分子細胞機能学研究室

ホーム研究実験業績メンバーリンク

Curcumin prevents the development of hypertension-induced left ventricular hypertrophy in ratas

Yoichi Sunagawa¹, Tatsuya Morimoto², Teruhisa Kawamura¹, Tomohide Takaya¹, Hiromichi Wada¹, Kazuhide Uemura², Akira Shimatsu³, Takeshi Kimura⁴, Masatoshi Fujita⁵, Koji Hasegawa¹.

1. Division of Translational Research, Clinical Research Institute, Kyoto Medical Center, National Hospital Organization, Kyoto, Japan.
2. Division of Molecular Medicine, School of Pharmaceutical Sciences, University of Shizuoka, Shizuoka, Japan.
3. Clinical Research Institute, Kyoto Medical Center, National Hospital Organization, Kyoto, Japan.
4. Department of Cardiovascular Medicine, Graduate School of Medicine, Kyoto University, Kyoto, Japan.
5. Department of Human Health Sciences, Graduate School of Medicine, Kyoto University, Kyoto, Japan.

American Heart Association Scientific Sessions 2009 (Orlando, USA), 2009/11/16 (Poster).

Abstract

Background: Hypertension causes left ventricular hypertrophy (LVH) with a preserved systolic function. While LVH might be a compensatory process, its presence of LVH is associated with an increased incidence of cardiovascular events and heart failure. Recently, we found that curcumin, a major curcumanoid isolated from Curcuma longa, inhibits the histone acetyltransferase (HAT) activity of p300 as well as the p300-induced acetylation of histones and a hypertrophy-responsive transcription factor,GATA-4, in cultured cardiomyocytes. Furthermore, curcumin prevents deterioration of the systolic function in rat heart failure models in vivo. However, whether curcumin prevents the development of hypertension-induced LHV at an early stage of hypertension is unclear.

Objective: To solve this problem, we have utilized a salt-sensitive Dahl rat (DS) model of hypertension.

Methods: We randomized 6-week-old DS (n = 19) and control salt-resistant Dahl rats (DR, n = 10) to a curcumin (Curc) or the vehicle (Veh) group. Then, these rats were given a high-salt diet and subjected to daily oral treatment with 50 mg/kg/day of curcumin or its vehicle for 5 weeks.

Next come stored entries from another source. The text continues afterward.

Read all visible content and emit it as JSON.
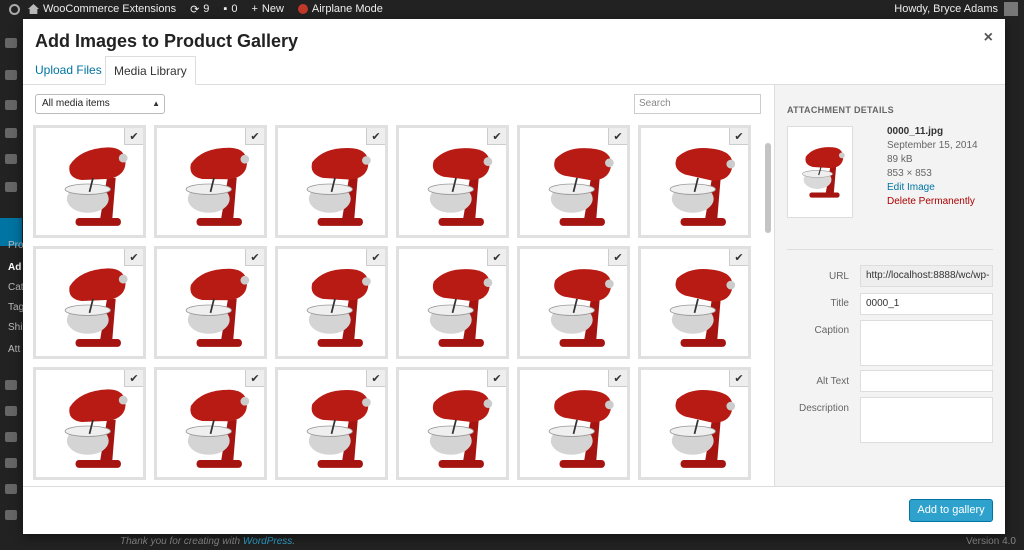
{
  "adminbar": {
    "site_name": "WooCommerce Extensions",
    "updates_count": "9",
    "comments_count": "0",
    "new_label": "New",
    "airplane_mode_label": "Airplane Mode",
    "greeting": "Howdy, Bryce Adams"
  },
  "leftmenu": {
    "partial_labels": [
      "Pro",
      "Ad",
      "Cat",
      "Tag",
      "Shi",
      "Att"
    ]
  },
  "footer": {
    "thanks_text": "Thank you for creating with",
    "wp_link": "WordPress",
    "version": "Version 4.0"
  },
  "modal": {
    "title": "Add Images to Product Gallery",
    "close_glyph": "×",
    "tabs": [
      {
        "label": "Upload Files"
      },
      {
        "label": "Media Library"
      }
    ],
    "filter_selected": "All media items",
    "search_placeholder": "Search",
    "check_glyph": "✔",
    "add_button_label": "Add to gallery"
  },
  "attachment": {
    "heading": "ATTACHMENT DETAILS",
    "filename": "0000_11.jpg",
    "date": "September 15, 2014",
    "size": "89 kB",
    "dimensions": "853 × 853",
    "edit_link": "Edit Image",
    "delete_link": "Delete Permanently",
    "fields": {
      "url_label": "URL",
      "url_value": "http://localhost:8888/wc/wp-",
      "title_label": "Title",
      "title_value": "0000_1",
      "caption_label": "Caption",
      "caption_value": "",
      "alt_label": "Alt Text",
      "alt_value": "",
      "description_label": "Description",
      "description_value": ""
    }
  },
  "colors": {
    "accent": "#0074a2",
    "button": "#2ea2cc",
    "mixer_red": "#a51410",
    "delete_red": "#aa0000"
  },
  "grid": {
    "columns": 6,
    "rows": 3,
    "all_selected": true,
    "thumbnail_icon": "stand-mixer-image"
  }
}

Results: There were no differences between Curc and Veh in any data examined before treatment (6 weeks of age). The high-salt diet induced a similar degree of hypertension in these two groups of DS compared with DR. At 11 weeks of age, transthoracic echocardiography in Veh showed that the LV wall thickness (DS: 2.0 mm, DR: 1.0 mm), LV mass (DS: 1.06 g/m², DR: 0.64 g/m²), and LV fractional shortening (DS: 60%, DR: 50%) were significantly higher in DS compared with DR, and the LV systolic and diastolic dimensions were significantly smaller in DS than DR. Curcumin treatment significantly (p < 0.0001) decreased the LV wall thickness in DS (Curc: 1.4 mm, Veh: 2.0 mm) but not DR. Curcumin also significantly (p < 0.001) decreased the LV mass in DS (Curc: 0.76 g/m², Veh: 1.06 g/m²), but not in DR. However, LV fractional shortening in DS was similar between the two groups (Curc: 57%, Veh: 60%).

Conclusions: The natural compound curcumin inhibits the development of hypertension-induced concentric LVH without affecting the systolic function. Thus, this compound might be applicable to patients with early-stages hypertensive heart diseases.